Ainsi, la notion de l’ordre public se caractérise-t-elle par sa complexité et sa diversité, mais aussi par sa variabilité en tant que reflet des mutations sociales et idéologiques de la société.

L’ordre public tend à reculer dans les domaines qui lui étaient traditionnellement rattachés : la famille, les bonnes mœurs, les institutions. En témoigne l’arrêt d’Assemblée plénière ayant jugé que la libéralité faite à une concubine adultère n’est pas illicite. Dans le prolongement de cette jurisprudence, un contrat de courtage matrimonial par un homme marié a été validé. L’ordre public classique s’intéressant à la personne s’est quant à lui développé à travers les lois bioéthiques et la référence croissante au principe de dignité humaine. La Cour de cassation a récemment illustré sa rigueur dans ce domaine en refusant de transcrire à l’état civil français l’acte de naissance d’un enfant né à l’étranger, suite à une convention de gestation pour autrui, contraire au principe d’ordre public d’indisponibilité du corps humain. Le Conseil d’État a fait preuve de plus de flexibilité en admettant la délivrance de certificats de nationalité, démontrant ainsi l’importance du rôle du juge dans l’interprétation de l’ordre public.

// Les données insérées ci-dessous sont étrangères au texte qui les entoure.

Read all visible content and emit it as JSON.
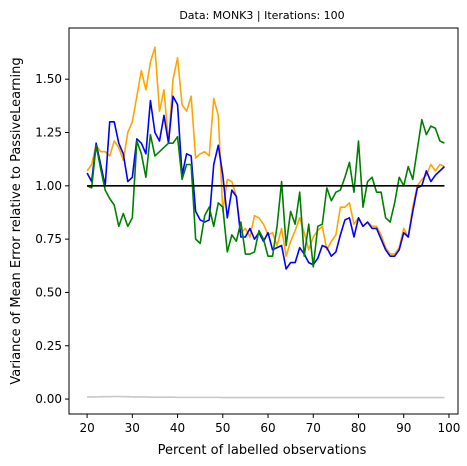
{
  "chart_data": {
    "type": "line",
    "title": "Data: MONK3 | Iterations: 100",
    "xlabel": "Percent of labelled observations",
    "ylabel": "Variance of Mean Error relative to PassiveLearning",
    "xlim": [
      16.0,
      102.0
    ],
    "ylim": [
      -0.07,
      1.74
    ],
    "xticks": [
      20,
      30,
      40,
      50,
      60,
      70,
      80,
      90,
      100
    ],
    "yticks": [
      0.0,
      0.25,
      0.5,
      0.75,
      1.0,
      1.25,
      1.5
    ],
    "ytick_labels": [
      "0.00",
      "0.25",
      "0.50",
      "0.75",
      "1.00",
      "1.25",
      "1.50"
    ],
    "grid": false,
    "legend": "none",
    "x": [
      20,
      21,
      22,
      23,
      24,
      25,
      26,
      27,
      28,
      29,
      30,
      31,
      32,
      33,
      34,
      35,
      36,
      37,
      38,
      39,
      40,
      41,
      42,
      43,
      44,
      45,
      46,
      47,
      48,
      49,
      50,
      51,
      52,
      53,
      54,
      55,
      56,
      57,
      58,
      59,
      60,
      61,
      62,
      63,
      64,
      65,
      66,
      67,
      68,
      69,
      70,
      71,
      72,
      73,
      74,
      75,
      76,
      77,
      78,
      79,
      80,
      81,
      82,
      83,
      84,
      85,
      86,
      87,
      88,
      89,
      90,
      91,
      92,
      93,
      94,
      95,
      96,
      97,
      98,
      99
    ],
    "series": [
      {
        "color": "#ffa500",
        "values": [
          1.07,
          1.1,
          1.19,
          1.16,
          1.16,
          1.14,
          1.21,
          1.18,
          1.12,
          1.25,
          1.3,
          1.42,
          1.54,
          1.45,
          1.58,
          1.65,
          1.35,
          1.45,
          1.2,
          1.5,
          1.6,
          1.38,
          1.35,
          1.42,
          1.13,
          1.15,
          1.16,
          1.14,
          1.41,
          1.33,
          0.88,
          1.03,
          1.02,
          0.95,
          0.78,
          0.8,
          0.76,
          0.86,
          0.85,
          0.82,
          0.77,
          0.78,
          0.72,
          0.8,
          0.67,
          0.74,
          0.79,
          0.85,
          0.78,
          0.7,
          0.76,
          0.79,
          0.81,
          0.7,
          0.74,
          0.77,
          0.9,
          0.9,
          0.92,
          0.82,
          0.85,
          0.81,
          0.83,
          0.81,
          0.81,
          0.77,
          0.71,
          0.68,
          0.68,
          0.71,
          0.8,
          0.76,
          0.9,
          1.0,
          1.03,
          1.05,
          1.1,
          1.07,
          1.1,
          1.09
        ]
      },
      {
        "color": "#0000ff",
        "values": [
          1.06,
          1.02,
          1.2,
          1.1,
          1.0,
          1.3,
          1.3,
          1.2,
          1.15,
          1.02,
          1.04,
          1.22,
          1.2,
          1.15,
          1.4,
          1.25,
          1.21,
          1.33,
          1.2,
          1.42,
          1.38,
          1.05,
          1.15,
          1.14,
          0.88,
          0.84,
          0.83,
          0.84,
          1.1,
          1.19,
          1.05,
          0.85,
          0.98,
          0.95,
          0.76,
          0.76,
          0.8,
          0.75,
          0.78,
          0.74,
          0.78,
          0.7,
          0.71,
          0.72,
          0.61,
          0.64,
          0.64,
          0.71,
          0.68,
          0.64,
          0.63,
          0.66,
          0.72,
          0.71,
          0.67,
          0.69,
          0.77,
          0.84,
          0.85,
          0.76,
          0.85,
          0.81,
          0.83,
          0.8,
          0.8,
          0.75,
          0.7,
          0.67,
          0.67,
          0.7,
          0.78,
          0.76,
          0.88,
          0.99,
          1.0,
          1.07,
          1.02,
          1.05,
          1.07,
          1.09
        ]
      },
      {
        "color": "#008000",
        "values": [
          1.0,
          0.99,
          1.19,
          1.08,
          0.98,
          0.94,
          0.91,
          0.81,
          0.87,
          0.81,
          0.85,
          1.21,
          1.15,
          1.04,
          1.24,
          1.14,
          1.16,
          1.18,
          1.2,
          1.2,
          1.23,
          1.03,
          1.1,
          1.1,
          0.75,
          0.73,
          0.86,
          0.9,
          0.81,
          0.92,
          0.9,
          0.69,
          0.77,
          0.74,
          0.83,
          0.68,
          0.68,
          0.69,
          0.79,
          0.75,
          0.67,
          0.67,
          0.81,
          1.02,
          0.72,
          0.88,
          0.82,
          0.97,
          0.67,
          0.82,
          0.62,
          0.81,
          0.82,
          0.99,
          0.93,
          0.97,
          0.98,
          1.04,
          1.11,
          0.97,
          1.21,
          0.9,
          1.02,
          1.04,
          0.97,
          0.97,
          0.85,
          0.83,
          0.92,
          1.04,
          1.0,
          1.09,
          1.03,
          1.17,
          1.31,
          1.24,
          1.28,
          1.27,
          1.21,
          1.2
        ]
      },
      {
        "color": "#000000",
        "values": [
          1.0,
          1.0,
          1.0,
          1.0,
          1.0,
          1.0,
          1.0,
          1.0,
          1.0,
          1.0,
          1.0,
          1.0,
          1.0,
          1.0,
          1.0,
          1.0,
          1.0,
          1.0,
          1.0,
          1.0,
          1.0,
          1.0,
          1.0,
          1.0,
          1.0,
          1.0,
          1.0,
          1.0,
          1.0,
          1.0,
          1.0,
          1.0,
          1.0,
          1.0,
          1.0,
          1.0,
          1.0,
          1.0,
          1.0,
          1.0,
          1.0,
          1.0,
          1.0,
          1.0,
          1.0,
          1.0,
          1.0,
          1.0,
          1.0,
          1.0,
          1.0,
          1.0,
          1.0,
          1.0,
          1.0,
          1.0,
          1.0,
          1.0,
          1.0,
          1.0,
          1.0,
          1.0,
          1.0,
          1.0,
          1.0,
          1.0,
          1.0,
          1.0,
          1.0,
          1.0,
          1.0,
          1.0,
          1.0,
          1.0,
          1.0,
          1.0,
          1.0,
          1.0,
          1.0,
          1.0
        ]
      },
      {
        "color": "#c8c8c8",
        "values": [
          0.01,
          0.01,
          0.01,
          0.011,
          0.011,
          0.011,
          0.012,
          0.012,
          0.011,
          0.011,
          0.01,
          0.01,
          0.01,
          0.01,
          0.009,
          0.009,
          0.009,
          0.009,
          0.009,
          0.009,
          0.008,
          0.008,
          0.008,
          0.008,
          0.008,
          0.008,
          0.008,
          0.008,
          0.008,
          0.008,
          0.007,
          0.007,
          0.007,
          0.007,
          0.007,
          0.007,
          0.007,
          0.007,
          0.007,
          0.007,
          0.007,
          0.007,
          0.007,
          0.007,
          0.007,
          0.007,
          0.007,
          0.007,
          0.007,
          0.007,
          0.007,
          0.007,
          0.007,
          0.007,
          0.007,
          0.007,
          0.007,
          0.007,
          0.007,
          0.007,
          0.007,
          0.007,
          0.007,
          0.007,
          0.007,
          0.007,
          0.007,
          0.007,
          0.007,
          0.007,
          0.007,
          0.007,
          0.007,
          0.007,
          0.007,
          0.007,
          0.007,
          0.007,
          0.007,
          0.007
        ]
      }
    ]
  }
}
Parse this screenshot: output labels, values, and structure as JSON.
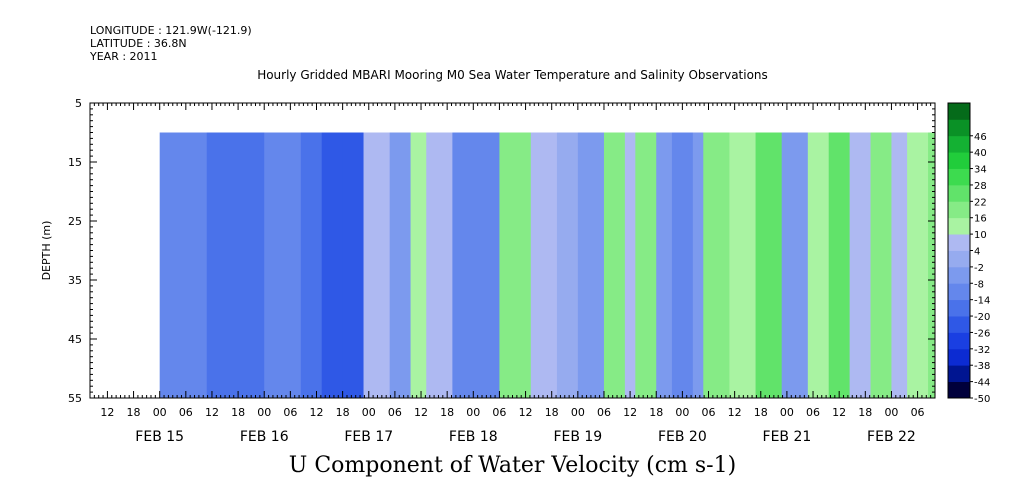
{
  "header": {
    "longitude": "LONGITUDE : 121.9W(-121.9)",
    "latitude": "LATITUDE : 36.8N",
    "year": "YEAR : 2011"
  },
  "chart_data": {
    "type": "heatmap",
    "title": "Hourly Gridded MBARI Mooring M0 Sea Water Temperature and Salinity Observations",
    "bottom_title": "U Component of Water Velocity (cm s-1)",
    "ylabel": "DEPTH (m)",
    "xlabel": "",
    "ylim": [
      55,
      5
    ],
    "y_ticks": [
      5,
      15,
      25,
      35,
      45,
      55
    ],
    "y_data_range": [
      10,
      55
    ],
    "x_axis": {
      "start": "FEB 14 08:00",
      "end": "FEB 22 10:00",
      "data_start": "FEB 15 00:00",
      "hour_tick_labels": [
        "12",
        "18",
        "00",
        "06",
        "12",
        "18",
        "00",
        "06",
        "12",
        "18",
        "00",
        "06",
        "12",
        "18",
        "00",
        "06",
        "12",
        "18",
        "00",
        "06",
        "12",
        "18",
        "00",
        "06",
        "12",
        "18",
        "00",
        "06",
        "12",
        "18",
        "00",
        "06"
      ],
      "day_labels": [
        "FEB 15",
        "FEB 16",
        "FEB 17",
        "FEB 18",
        "FEB 19",
        "FEB 20",
        "FEB 21",
        "FEB 22"
      ]
    },
    "colorbar": {
      "labels": [
        "46",
        "40",
        "34",
        "28",
        "22",
        "16",
        "10",
        "4",
        "-2",
        "-8",
        "-14",
        "-20",
        "-26",
        "-32",
        "-38",
        "-44",
        "-50"
      ],
      "range": [
        -50,
        52
      ],
      "step": 6,
      "colors": [
        "#00003c",
        "#001591",
        "#0c2bd2",
        "#1a3fe2",
        "#2f58e6",
        "#4a72ea",
        "#6487ec",
        "#7c9aee",
        "#96abef",
        "#aeb9f2",
        "#a9f3a2",
        "#86eb86",
        "#61e36a",
        "#3ddb4f",
        "#21cd3b",
        "#14b133",
        "#0a9126",
        "#056b1a"
      ]
    },
    "grid": false,
    "legend_position": "colorbar-right",
    "blocks": [
      {
        "day": 0.0,
        "value": -9
      },
      {
        "day": 0.25,
        "value": -12
      },
      {
        "day": 0.45,
        "value": -15
      },
      {
        "day": 0.75,
        "value": -17
      },
      {
        "day": 1.0,
        "value": -11
      },
      {
        "day": 1.35,
        "value": -19
      },
      {
        "day": 1.55,
        "value": -24
      },
      {
        "day": 1.75,
        "value": -21
      },
      {
        "day": 1.95,
        "value": 6
      },
      {
        "day": 2.2,
        "value": -7
      },
      {
        "day": 2.4,
        "value": 11
      },
      {
        "day": 2.55,
        "value": 4
      },
      {
        "day": 2.8,
        "value": -9
      },
      {
        "day": 3.05,
        "value": -13
      },
      {
        "day": 3.25,
        "value": 17
      },
      {
        "day": 3.55,
        "value": 9
      },
      {
        "day": 3.8,
        "value": 3
      },
      {
        "day": 4.0,
        "value": -8
      },
      {
        "day": 4.25,
        "value": 19
      },
      {
        "day": 4.45,
        "value": 5
      },
      {
        "day": 4.55,
        "value": 16
      },
      {
        "day": 4.75,
        "value": -5
      },
      {
        "day": 4.9,
        "value": -13
      },
      {
        "day": 5.1,
        "value": -4
      },
      {
        "day": 5.2,
        "value": 21
      },
      {
        "day": 5.45,
        "value": 13
      },
      {
        "day": 5.7,
        "value": 25
      },
      {
        "day": 5.95,
        "value": -6
      },
      {
        "day": 6.2,
        "value": 14
      },
      {
        "day": 6.4,
        "value": 25
      },
      {
        "day": 6.6,
        "value": 8
      },
      {
        "day": 6.8,
        "value": 16
      },
      {
        "day": 7.0,
        "value": 5
      },
      {
        "day": 7.15,
        "value": 11
      },
      {
        "day": 7.35,
        "value": 18
      }
    ]
  }
}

Mais l’évolution la plus marquante réside sans doute dans le déplacement du curseur en faveur d’un ordre public économique et social, érigé en vue de défendre la partie la plus faible. L’ordre public économique de direction s’est ainsi focalisé sur les abus constitutifs de pratiques restrictives de concurrence, comme la soumission d’un « partenaire commercial à des obligations créant un déséquilibre significatif dans les droits et obligations de parties », et l’article L.442-6 du Code de commerce qui les interdit, et qui a connu un véritable succès au regard du grand nombre de contentieux et de sanctions prononcées. L’ordre public économique de protection quant à lui ne cesse de s’étendre afin d’encadrer au mieux la puissance économique de la partie forte. Il a commandé la mise en place de nombreuses règles impératives visant à équilibrer les contrats, comme en droit des baux commerciaux ou en droit de la consommation. La loi Hamon du 17 mars 2014 illustre ce mouvement de renforcement de l’ordre public économique de protection, notamment par l’obligation faite au juge de relever d’office le caractère abusif d’une clause ou l’émergence de nouvelles règles impératives comme l’obligation pré-contractuelle d’information. L’instauration d’une action de groupe en faveur des associations de consommateurs et la création d’amendes administratives ne manqueront pas de participer à cette tendance juridique actuelle vers plus de protection sociale.